Assume you have this data structure, a list of user/text pairs ordered chronologically by the time of the post:
User Id Post-Text ------- --------- 12 The quick brown fox jumps over the lazy dog. 27 The quick brown fox jumps, sometimes. 30 I always see the speedy brown fox jumping over the lazy dog.
Which of these users most "owns" the final text?
I'm looking for a reasonable algorithm -- it can be an approximation, it doesn't have to be perfect -- to determine the owner. Ideally expressed as a percentage score.
Note that we need to factor in edits, deletions, and insertions, so the final result feels reasonable and right. You can use any stackoverflow post with a decent revision history (not just retagging, but frequent post body changes) as a test corpus. Here's a good one, with 15 revisions from 14 different authors. Who is the "owner"?
http://stackoverflow.com/revisions/327973/list
Click "view source" to get the raw text of each revision.
I should warn you that a pure algorithmic solution might end up being a form of the Longest Common Substring Problem. But as I mentioned, approximations and estimates are fine too if they work well.

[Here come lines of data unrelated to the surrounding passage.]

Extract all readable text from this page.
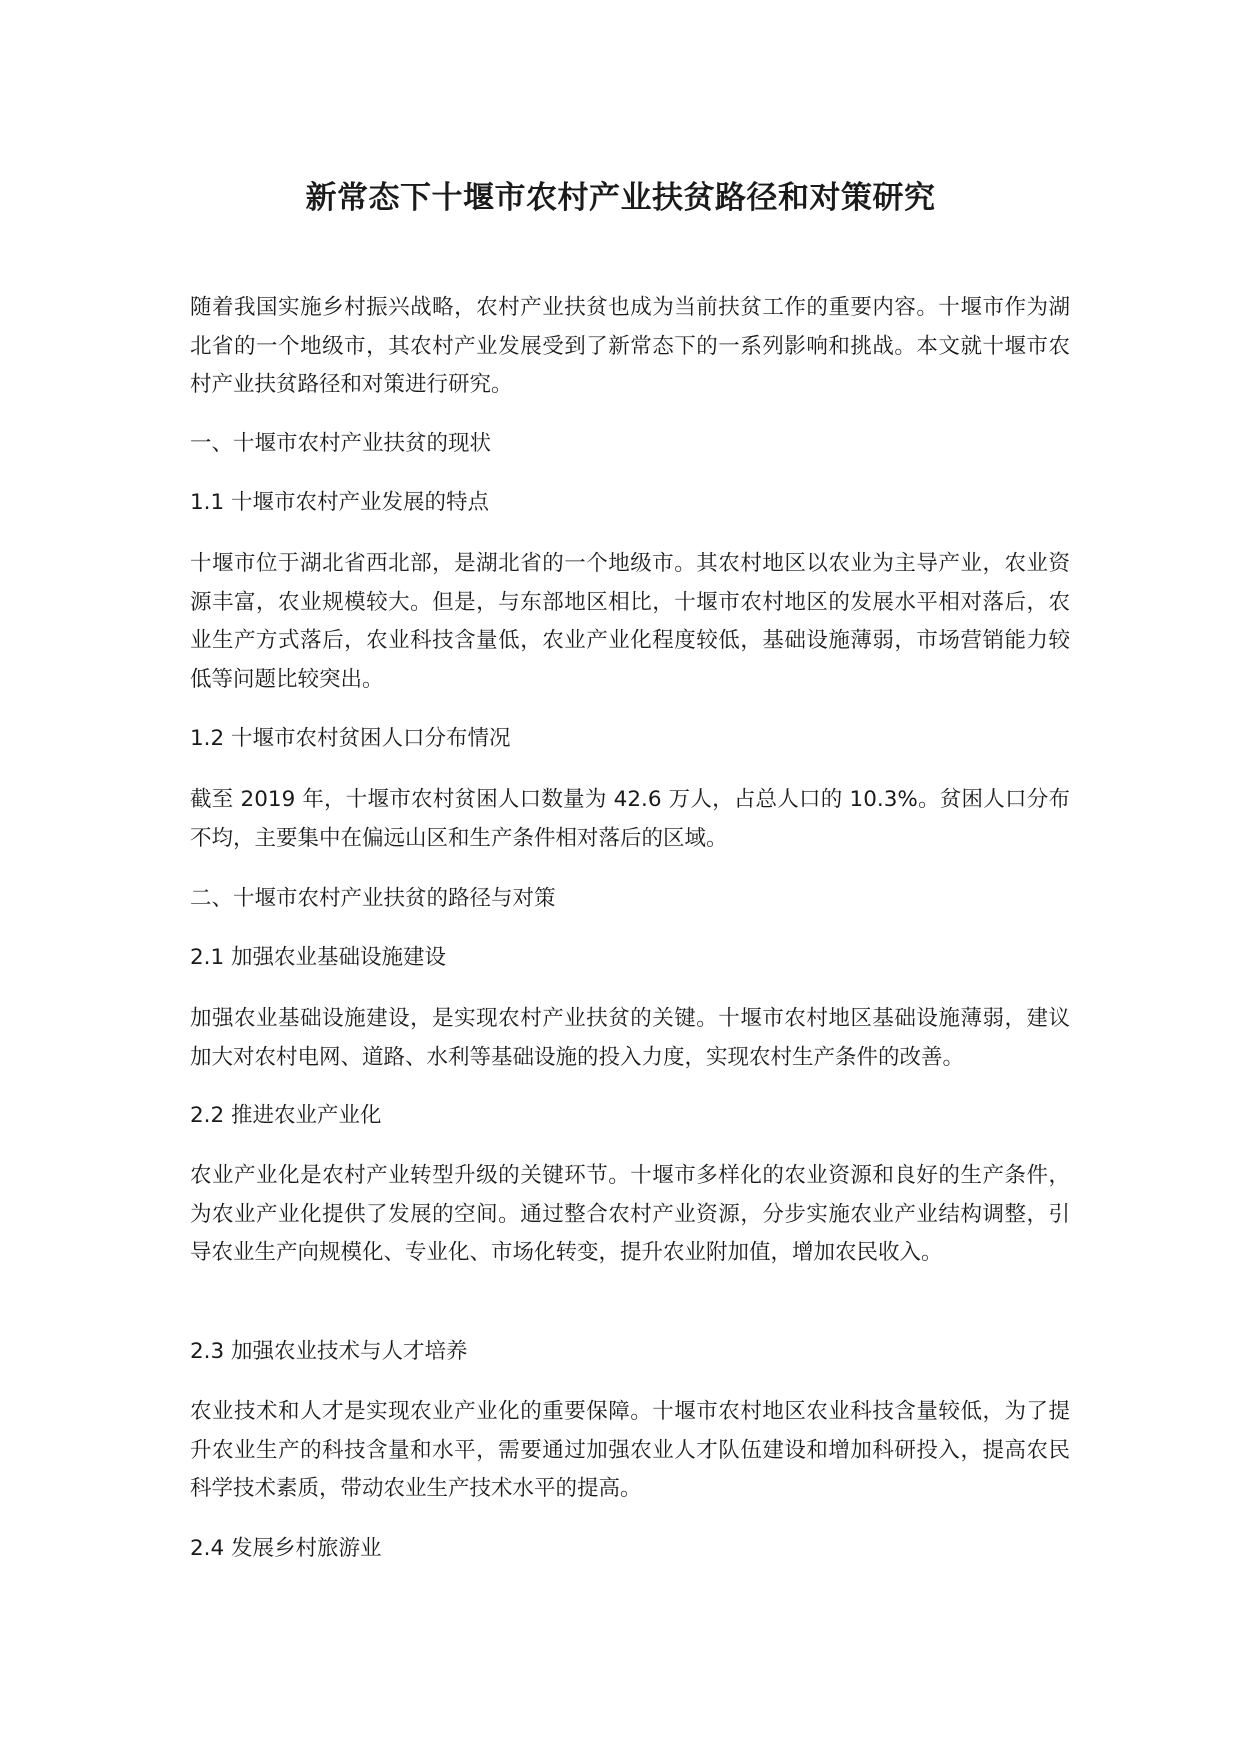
新常态下十堰市农村产业扶贫路径和对策研究

随着我国实施乡村振兴战略，农村产业扶贫也成为当前扶贫工作的重要内容。十堰市作为湖北省的一个地级市，其农村产业发展受到了新常态下的一系列影响和挑战。本文就十堰市农村产业扶贫路径和对策进行研究。

一、十堰市农村产业扶贫的现状

1.1 十堰市农村产业发展的特点

十堰市位于湖北省西北部，是湖北省的一个地级市。其农村地区以农业为主导产业，农业资源丰富，农业规模较大。但是，与东部地区相比，十堰市农村地区的发展水平相对落后，农业生产方式落后，农业科技含量低，农业产业化程度较低，基础设施薄弱，市场营销能力较低等问题比较突出。

1.2 十堰市农村贫困人口分布情况

截至 2019 年，十堰市农村贫困人口数量为 42.6 万人，占总人口的 10.3%。贫困人口分布不均，主要集中在偏远山区和生产条件相对落后的区域。

二、十堰市农村产业扶贫的路径与对策

2.1 加强农业基础设施建设

加强农业基础设施建设，是实现农村产业扶贫的关键。十堰市农村地区基础设施薄弱，建议加大对农村电网、道路、水利等基础设施的投入力度，实现农村生产条件的改善。

2.2 推进农业产业化

农业产业化是农村产业转型升级的关键环节。十堰市多样化的农业资源和良好的生产条件，为农业产业化提供了发展的空间。通过整合农村产业资源，分步实施农业产业结构调整，引导农业生产向规模化、专业化、市场化转变，提升农业附加值，增加农民收入。

2.3 加强农业技术与人才培养

农业技术和人才是实现农业产业化的重要保障。十堰市农村地区农业科技含量较低，为了提升农业生产的科技含量和水平，需要通过加强农业人才队伍建设和增加科研投入，提高农民科学技术素质，带动农业生产技术水平的提高。

2.4 发展乡村旅游业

Solutions in any language are welcome, but I prefer solutions that are
- Fairly easy to translate into c#.
- Free of dependencies.
- Put simplicity before efficiency.
It is extraordinarily rare for a post on SO to have more than 25 revisions. But it should "feel" accurate, so if you eyeballed the edits you'd agree with the final decision. I encourage you to test your algorithm out on stack overflow posts with revision histories and see if you agree with the final output.

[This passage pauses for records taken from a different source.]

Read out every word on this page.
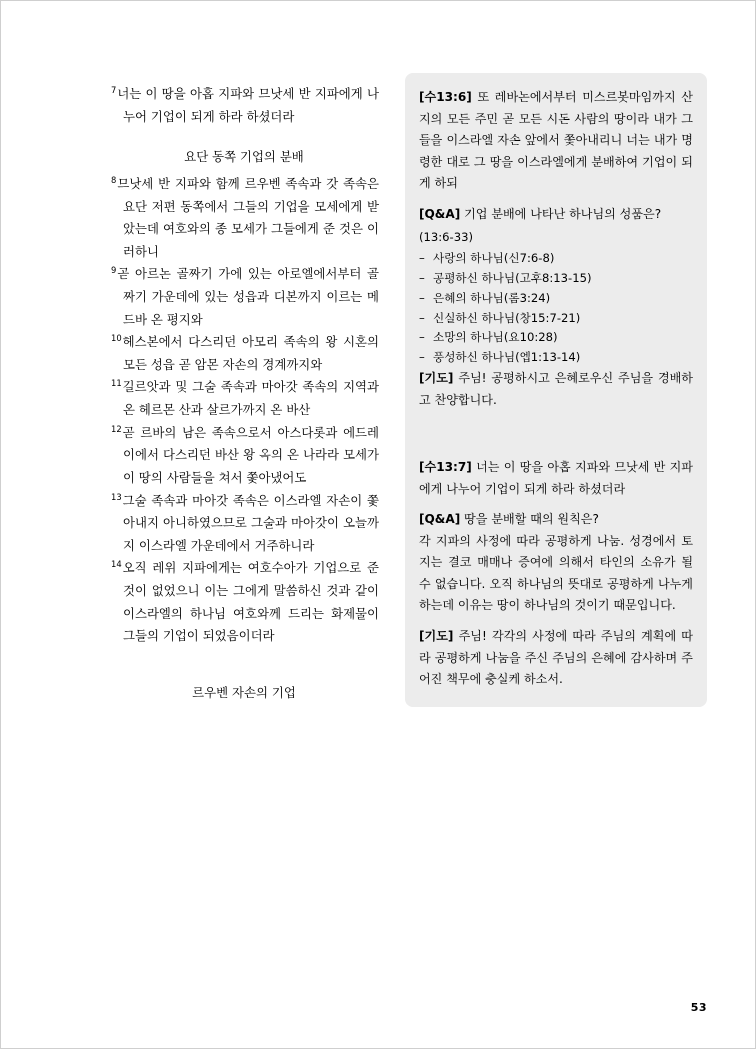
$^7$너는 이 땅을 아홉 지파와 므낫세 반 지파에게 나누어 기업이 되게 하라 하셨더라

요단 동쪽 기업의 분배

$^8$므낫세 반 지파와 함께 르우벤 족속과 갓 족속은 요단 저편 동쪽에서 그들의 기업을 모세에게 받았는데 여호와의 종 모세가 그들에게 준 것은 이러하니

$^9$곧 아르논 골짜기 가에 있는 아로엘에서부터 골짜기 가운데에 있는 성읍과 디본까지 이르는 메드바 온 평지와

$^{10}$헤스본에서 다스리던 아모리 족속의 왕 시혼의 모든 성읍 곧 암몬 자손의 경계까지와

$^{11}$길르앗과 및 그술 족속과 마아갓 족속의 지역과 온 헤르몬 산과 살르가까지 온 바산

$^{12}$곧 르바의 남은 족속으로서 아스다롯과 에드레이에서 다스리던 바산 왕 옥의 온 나라라 모세가 이 땅의 사람들을 쳐서 쫓아냈어도

$^{13}$그술 족속과 마아갓 족속은 이스라엘 자손이 쫓아내지 아니하였으므로 그술과 마아갓이 오늘까지 이스라엘 가운데에서 거주하니라

$^{14}$오직 레위 지파에게는 여호수아가 기업으로 준 것이 없었으니 이는 그에게 말씀하신 것과 같이 이스라엘의 하나님 여호와께 드리는 화제물이 그들의 기업이 되었음이더라

르우벤 자손의 기업

[수13:6] 또 레바논에서부터 미스르봇마임까지 산지의 모든 주민 곧 모든 시돈 사람의 땅이라 내가 그들을 이스라엘 자손 앞에서 쫓아내리니 너는 내가 명령한 대로 그 땅을 이스라엘에게 분배하여 기업이 되게 하되

[Q&A] 기업 분배에 나타난 하나님의 성품은?

(13:6-33)
– 사랑의 하나님(신7:6-8)
– 공평하신 하나님(고후8:13-15)
– 은혜의 하나님(롬3:24)
– 신실하신 하나님(창15:7-21)
– 소망의 하나님(요10:28)
– 풍성하신 하나님(엡1:13-14)

[기도] 주님! 공평하시고 은혜로우신 주님을 경배하고 찬양합니다.

[수13:7] 너는 이 땅을 아홉 지파와 므낫세 반 지파에게 나누어 기업이 되게 하라 하셨더라

[Q&A] 땅을 분배할 때의 원칙은?

각 지파의 사정에 따라 공평하게 나눔. 성경에서 토지는 결코 매매나 증여에 의해서 타인의 소유가 될 수 없습니다. 오직 하나님의 뜻대로 공평하게 나누게 하는데 이유는 땅이 하나님의 것이기 때문입니다.

[기도] 주님! 각각의 사정에 따라 주님의 계획에 따라 공평하게 나눔을 주신 주님의 은혜에 감사하며 주어진 책무에 충실케 하소서.

53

I have now deployed the following approximation, which you can see in action for every new saved revision on Community Wiki posts
- do a line based diff of every revision where the body text changes
- sum the insertion and deletion lines for each revision as "editcount"
- each userid gets sum of "editcount" they contributed
- first revision author gets 2x * "editcount" as initial score, as a primary authorship bonus
- to determine final ownership percentage: each user's edited line count total divided by total number of edited lines in all revisions
(There are also some guard clauses for common simple conditions like 1 revision, only 1 author, etcetera. The line-based diff makes it fairly speedy to recalc for all revisions; in a typical case of say 10 revisions it's ~50ms.)
This works fairly well in my testing. It does break down a little when you have small 1 or 2 line posts that several people edit, but I think that's unavoidable. Accepting Joel Neely's answer as closest in spirit to what I went with, and upvoted everything else that seemed workable.